Most of all, I will miss the life experiences I have made here. Although I was at first not enthusiastic about spending a month here, things turned out a lot better than I imagined they would. When I get on that plane on Thursday and bid my loved ones here farewell, I probably will be holding back tears because I am such a big sentimental baby. Fortunately for us, we now have Facebook/e-mail/phone and the like for means of frequent communication. Those things however, simply cannot compare to actually being around my family and being able to talk with them whenever I like. So I will definitely be coming back to Vancouver with a heavy heart from missing everything and everybody here.

All sad farewells aside, I am so grateful for this trip. I was blessed with so many things and would not trade this experience for the world. I aim to be back here in the next two years to check up on the newly built hotel my father, his sister and I co-own and of course, to be with my family again. Till then, Aklan – thank you for the memories and love.

Hopefully the next time I update will be in my family’s hotel room in Makati. If not, then hopefully I will be updating safe and sound in Vancouver!

Till my next blog post,
– P

Life In the Motherland – Boracay

Hi everyone!

I am currently typing this up in our very beautiful hotel room at hotel Royal Park, in Boracay. If you don’t know, Boracay is considered one of the most beautiful beaches in world. It is everything you would expect out of the perfect beach: white sand, clear blue waters, a nice breeze, endless palm trees… it is breath-taking. My family will be staying here for a few days, and so far, it is wonderful.

Yesterday, we toured around for a bit and later on in the evening, my cousin and I had a little … excursion. Let’s just say that I cannot recollect any memories of last night and woke up with the biggest headache. Teehee.
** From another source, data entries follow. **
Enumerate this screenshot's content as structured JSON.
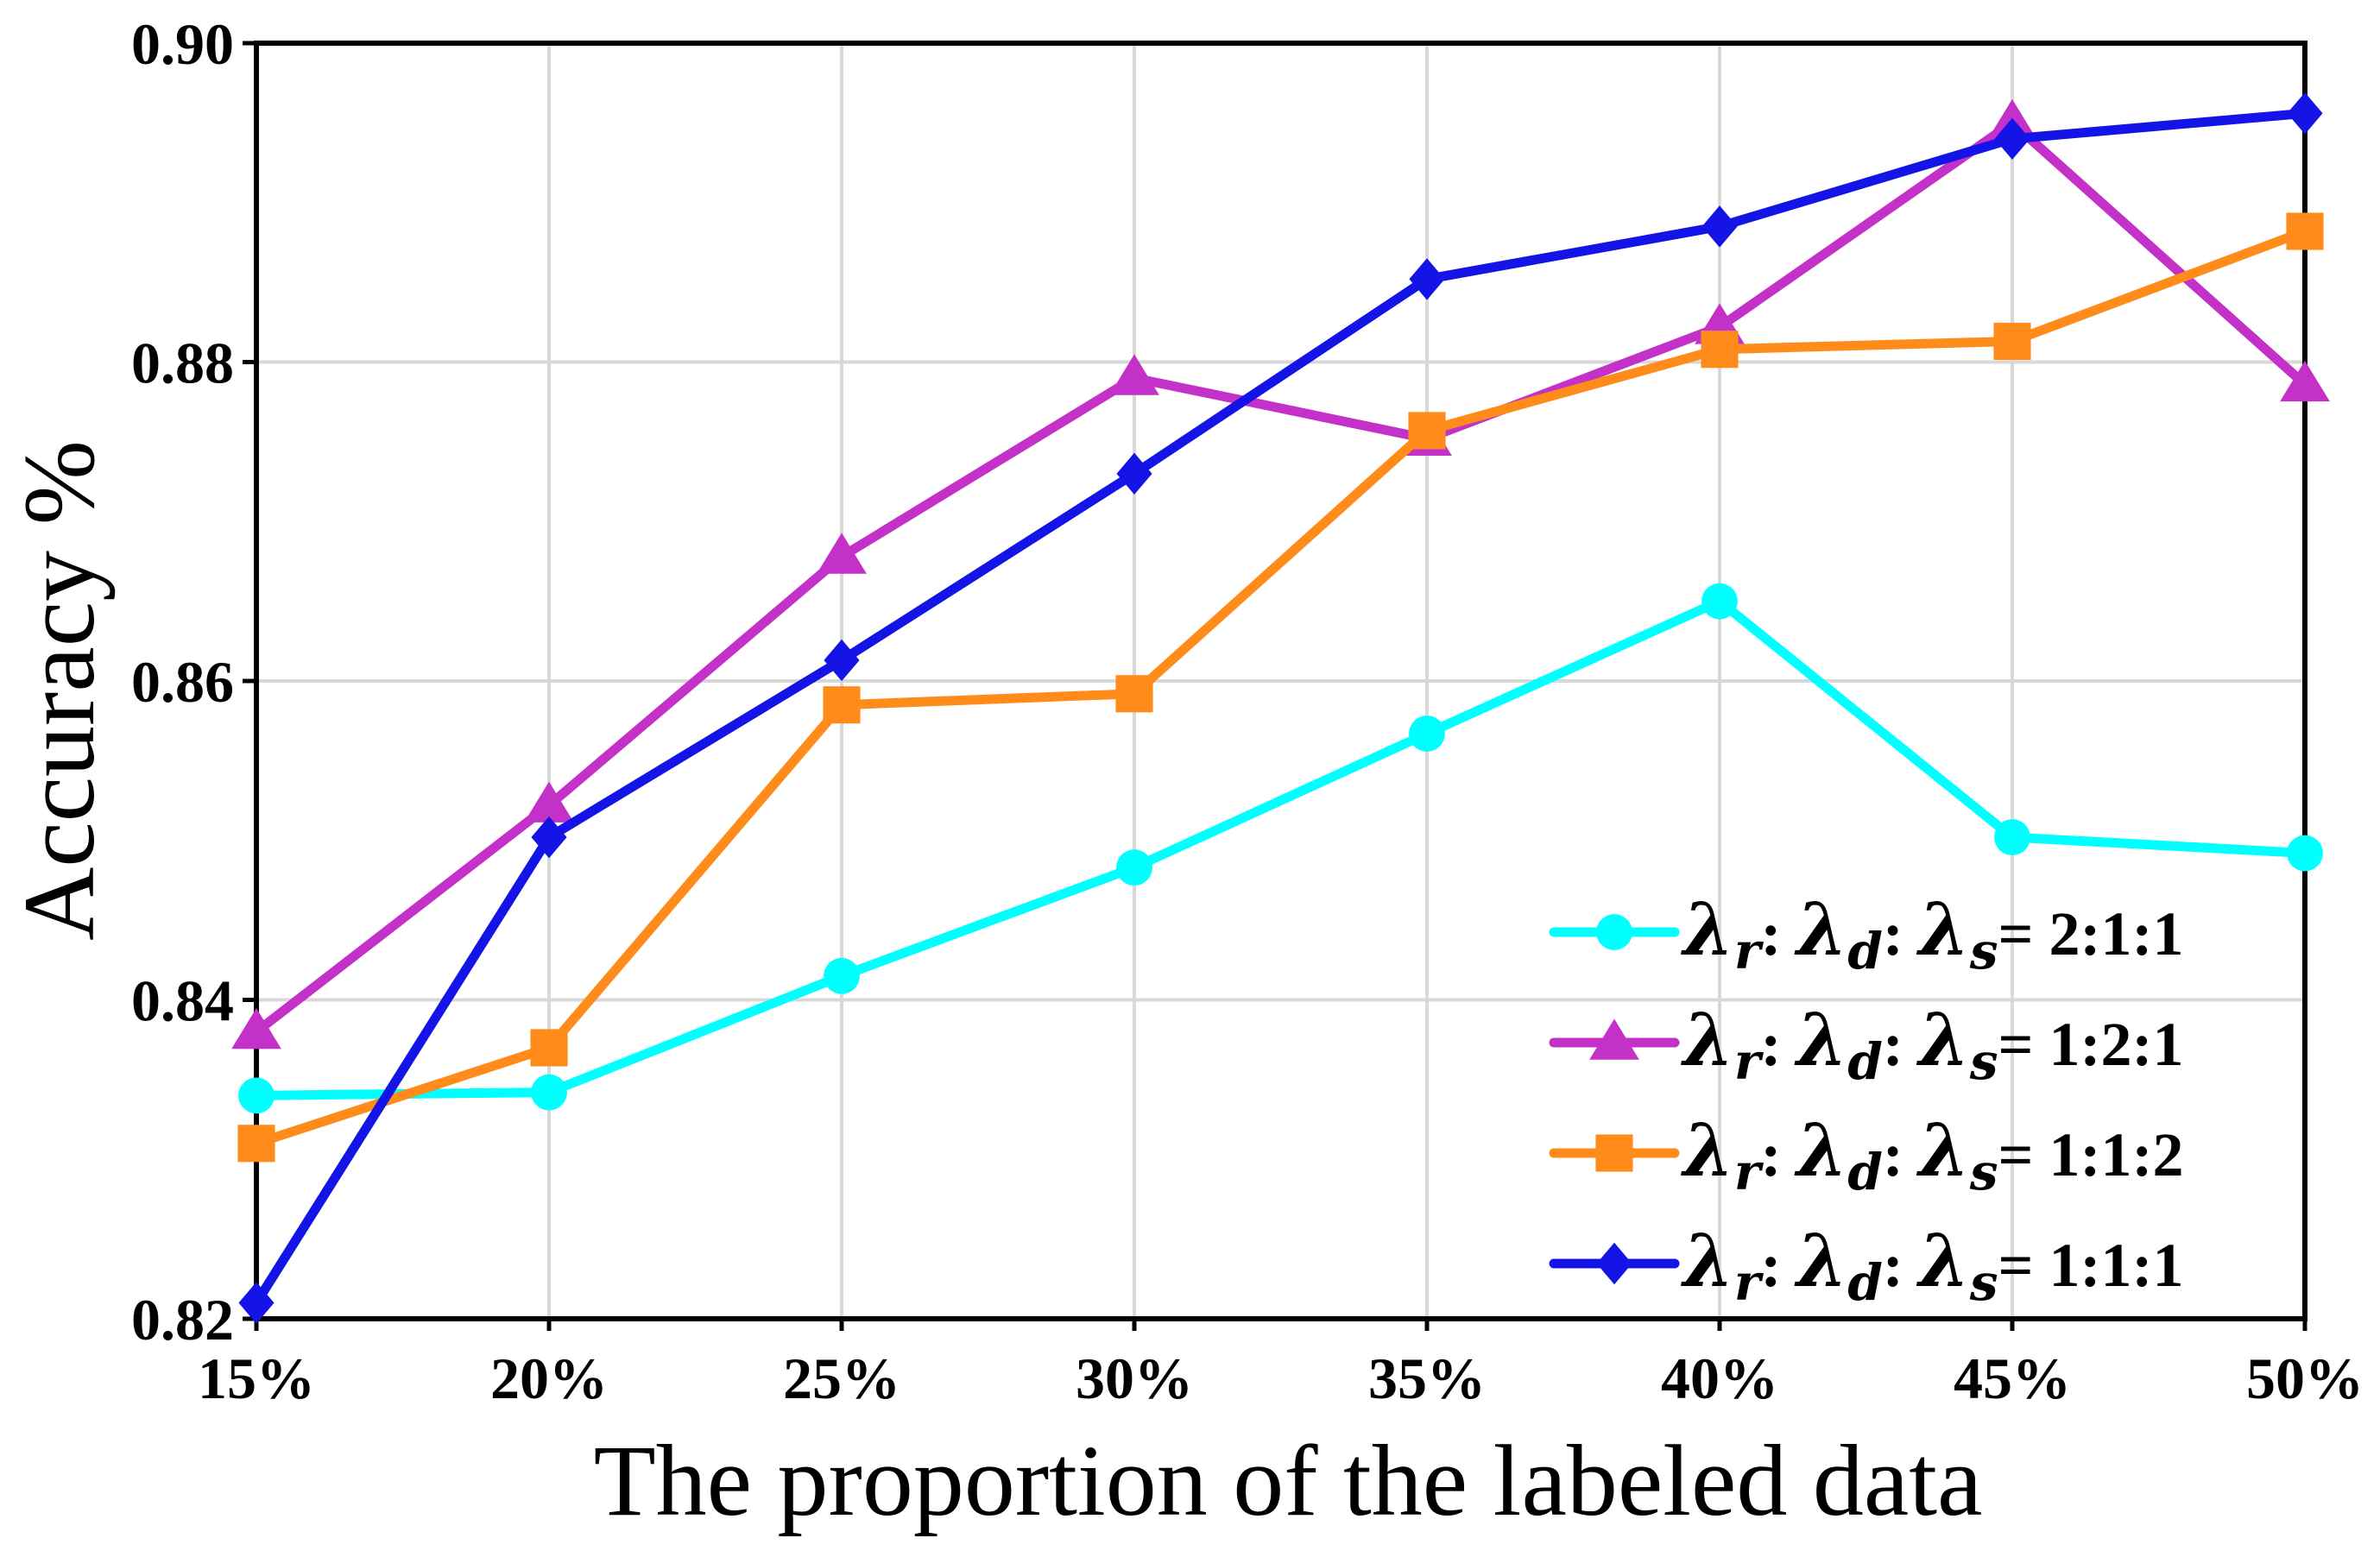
{
  "chart_data": {
    "type": "line",
    "title": "",
    "xlabel": "The proportion of the labeled data",
    "ylabel": "Accuracy %",
    "categories": [
      "15%",
      "20%",
      "25%",
      "30%",
      "35%",
      "40%",
      "45%",
      "50%"
    ],
    "ylim": [
      0.82,
      0.9
    ],
    "yticks": [
      "0.82",
      "0.84",
      "0.86",
      "0.88",
      "0.90"
    ],
    "grid": true,
    "legend_position": "bottom-right",
    "series": [
      {
        "name": "λr: λd: λs= 2:1:1",
        "ratio": "2:1:1",
        "color": "#00FFFF",
        "marker": "circle",
        "values": [
          0.834,
          0.8342,
          0.8415,
          0.8483,
          0.8567,
          0.865,
          0.8502,
          0.8492
        ]
      },
      {
        "name": "λr: λd: λs= 1:2:1",
        "ratio": "1:2:1",
        "color": "#C431C8",
        "marker": "triangle",
        "values": [
          0.838,
          0.8522,
          0.8678,
          0.879,
          0.8752,
          0.8822,
          0.895,
          0.8786
        ]
      },
      {
        "name": "λr: λd: λs= 1:1:2",
        "ratio": "1:1:2",
        "color": "#FF8C1A",
        "marker": "square",
        "values": [
          0.831,
          0.837,
          0.8585,
          0.8592,
          0.8757,
          0.8808,
          0.8813,
          0.8882
        ]
      },
      {
        "name": "λr: λd: λs= 1:1:1",
        "ratio": "1:1:1",
        "color": "#1414E6",
        "marker": "diamond",
        "values": [
          0.821,
          0.8502,
          0.8613,
          0.873,
          0.8852,
          0.8885,
          0.894,
          0.8956
        ]
      }
    ],
    "legend_symbols": {
      "lambda": "λ",
      "sub_r": "r",
      "sub_d": "d",
      "sub_s": "s",
      "colon": ":",
      "equals": "="
    }
  }
}
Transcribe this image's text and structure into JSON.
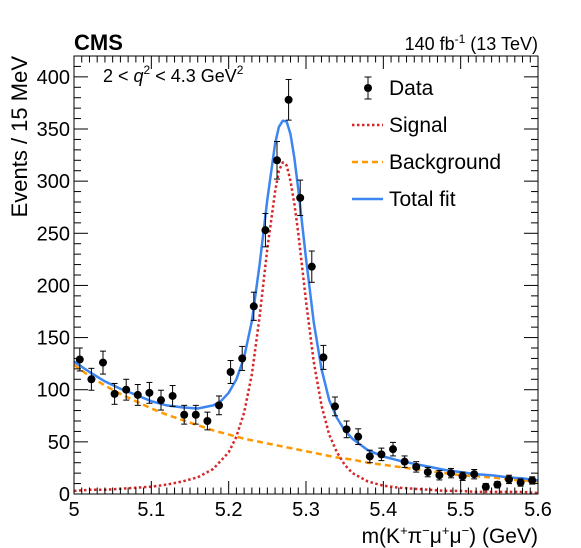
{
  "header": {
    "experiment": "CMS",
    "lumi_prefix": "140 fb",
    "lumi_exp": "-1",
    "lumi_suffix": " (13 TeV)"
  },
  "annotation": {
    "cut_pre": "2 < ",
    "cut_var": "q",
    "cut_exp1": "2",
    "cut_mid": " < 4.3 GeV",
    "cut_exp2": "2"
  },
  "axes": {
    "ylabel": "Events / 15 MeV",
    "xlabel_pre": "m(K",
    "xlabel_s1": "+",
    "xlabel_m1": "π",
    "xlabel_s2": "−",
    "xlabel_m2": "μ",
    "xlabel_s3": "+",
    "xlabel_m3": "μ",
    "xlabel_s4": "−",
    "xlabel_post": ") (GeV)"
  },
  "legend": {
    "data_label": "Data",
    "signal_label": "Signal",
    "background_label": "Background",
    "total_label": "Total fit"
  },
  "colors": {
    "data": "#000000",
    "signal": "#d62728",
    "background": "#ff9900",
    "total": "#3d85f0"
  },
  "chart_data": {
    "type": "scatter",
    "xlim": [
      5.0,
      5.6
    ],
    "ylim": [
      0,
      420
    ],
    "x_ticks": [
      5,
      5.1,
      5.2,
      5.3,
      5.4,
      5.5,
      5.6
    ],
    "x_tick_labels": [
      "5",
      "5.1",
      "5.2",
      "5.3",
      "5.4",
      "5.5",
      "5.6"
    ],
    "y_ticks": [
      0,
      50,
      100,
      150,
      200,
      250,
      300,
      350,
      400
    ],
    "y_tick_labels": [
      "0",
      "50",
      "100",
      "150",
      "200",
      "250",
      "300",
      "350",
      "400"
    ],
    "legend_position": "top-right",
    "series": [
      {
        "name": "Data",
        "kind": "points-with-errors",
        "x": [
          5.0075,
          5.0225,
          5.0375,
          5.0525,
          5.0675,
          5.0825,
          5.0975,
          5.1125,
          5.1275,
          5.1425,
          5.1575,
          5.1725,
          5.1875,
          5.2025,
          5.2175,
          5.2325,
          5.2475,
          5.2625,
          5.2775,
          5.2925,
          5.3075,
          5.3225,
          5.3375,
          5.3525,
          5.3675,
          5.3825,
          5.3975,
          5.4125,
          5.4275,
          5.4425,
          5.4575,
          5.4725,
          5.4875,
          5.5025,
          5.5175,
          5.5325,
          5.5475,
          5.5625,
          5.5775,
          5.5925
        ],
        "y": [
          129,
          110,
          126,
          96,
          100,
          95,
          97,
          90,
          94,
          76,
          76,
          70,
          85,
          117,
          130,
          180,
          253,
          320,
          378,
          284,
          218,
          131,
          84,
          62,
          55,
          36,
          38,
          43,
          31,
          26,
          21,
          18,
          20,
          17,
          19,
          7,
          9,
          14,
          11,
          13
        ],
        "err": [
          11,
          10.5,
          11,
          10,
          10,
          10,
          10,
          9.5,
          10,
          9,
          9,
          8.5,
          9,
          11,
          11.5,
          13.5,
          16,
          18,
          19.5,
          17,
          15,
          11.5,
          9,
          8,
          7.5,
          6,
          6,
          6.5,
          5.5,
          5,
          4.5,
          4.5,
          4.5,
          4,
          4.5,
          3,
          3,
          4,
          3.5,
          3.5
        ]
      },
      {
        "name": "Signal",
        "kind": "curve",
        "x": [
          5.0,
          5.02,
          5.04,
          5.06,
          5.08,
          5.1,
          5.12,
          5.14,
          5.16,
          5.18,
          5.2,
          5.21,
          5.22,
          5.23,
          5.24,
          5.25,
          5.26,
          5.265,
          5.27,
          5.275,
          5.28,
          5.285,
          5.29,
          5.3,
          5.31,
          5.32,
          5.33,
          5.34,
          5.35,
          5.36,
          5.38,
          5.4,
          5.42,
          5.44,
          5.46,
          5.48,
          5.5,
          5.52,
          5.54,
          5.56,
          5.58,
          5.6
        ],
        "y": [
          3,
          4,
          4,
          5,
          6,
          7,
          9,
          12,
          16,
          24,
          40,
          55,
          78,
          115,
          170,
          235,
          290,
          310,
          318,
          315,
          300,
          278,
          250,
          185,
          127,
          85,
          57,
          40,
          28,
          20,
          12,
          8,
          6,
          5,
          4,
          3,
          3,
          2,
          2,
          2,
          2,
          1
        ]
      },
      {
        "name": "Background",
        "kind": "curve",
        "x": [
          5.0,
          5.02,
          5.04,
          5.06,
          5.08,
          5.1,
          5.12,
          5.14,
          5.16,
          5.18,
          5.2,
          5.22,
          5.24,
          5.26,
          5.28,
          5.3,
          5.32,
          5.34,
          5.36,
          5.38,
          5.4,
          5.42,
          5.44,
          5.46,
          5.48,
          5.5,
          5.52,
          5.54,
          5.56,
          5.58,
          5.6
        ],
        "y": [
          124,
          113,
          104,
          96,
          89,
          82,
          76,
          71,
          66,
          61,
          57,
          53,
          50,
          47,
          44,
          41,
          38,
          35,
          33,
          30,
          28,
          26,
          24,
          22,
          20,
          18,
          17,
          16,
          14,
          13,
          12
        ]
      },
      {
        "name": "Total fit",
        "kind": "curve",
        "x": [
          5.0,
          5.02,
          5.04,
          5.06,
          5.08,
          5.1,
          5.12,
          5.14,
          5.16,
          5.18,
          5.19,
          5.2,
          5.21,
          5.22,
          5.23,
          5.24,
          5.25,
          5.26,
          5.265,
          5.27,
          5.275,
          5.28,
          5.285,
          5.29,
          5.3,
          5.31,
          5.32,
          5.33,
          5.34,
          5.35,
          5.36,
          5.38,
          5.4,
          5.42,
          5.44,
          5.46,
          5.48,
          5.5,
          5.52,
          5.54,
          5.56,
          5.58,
          5.6
        ],
        "y": [
          127,
          117,
          108,
          101,
          95,
          89,
          85,
          83,
          82,
          85,
          89,
          97,
          110,
          131,
          166,
          220,
          282,
          336,
          352,
          358,
          357,
          345,
          322,
          292,
          226,
          165,
          120,
          90,
          73,
          61,
          53,
          42,
          36,
          32,
          29,
          26,
          23,
          21,
          19,
          18,
          16,
          15,
          13
        ]
      }
    ]
  }
}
Today, my family and I went to watch a presentation, then went island hopping! I would definitely recommend island hopping if you are at Boracay. We managed to go snorkeling – I was a bit scared, but it was soooo worth it. Being able to see the unique and beautiful fish and the coral reefs was absolutely spectacular. I would definitely come back to do that again! After that, we went to a few other beaches on the island and just walked around.

Everything here is pretty commercialized, but I still would recommend vacationing here once in your life! The night life is extremely busy and the day time is teeming with activity.

Tomorrow will be my parents’ 25th-year anniversary with their college classmates. Since they will be occupied, hopefully my cousin and I will be able to have fun with the night life Boracay has to offer. 😉

Have any of you readers been to Boracay? If so, how was it? If you haven’t, would you like to?

I hope your summers are going well – nice and toasty. Go get that tan on!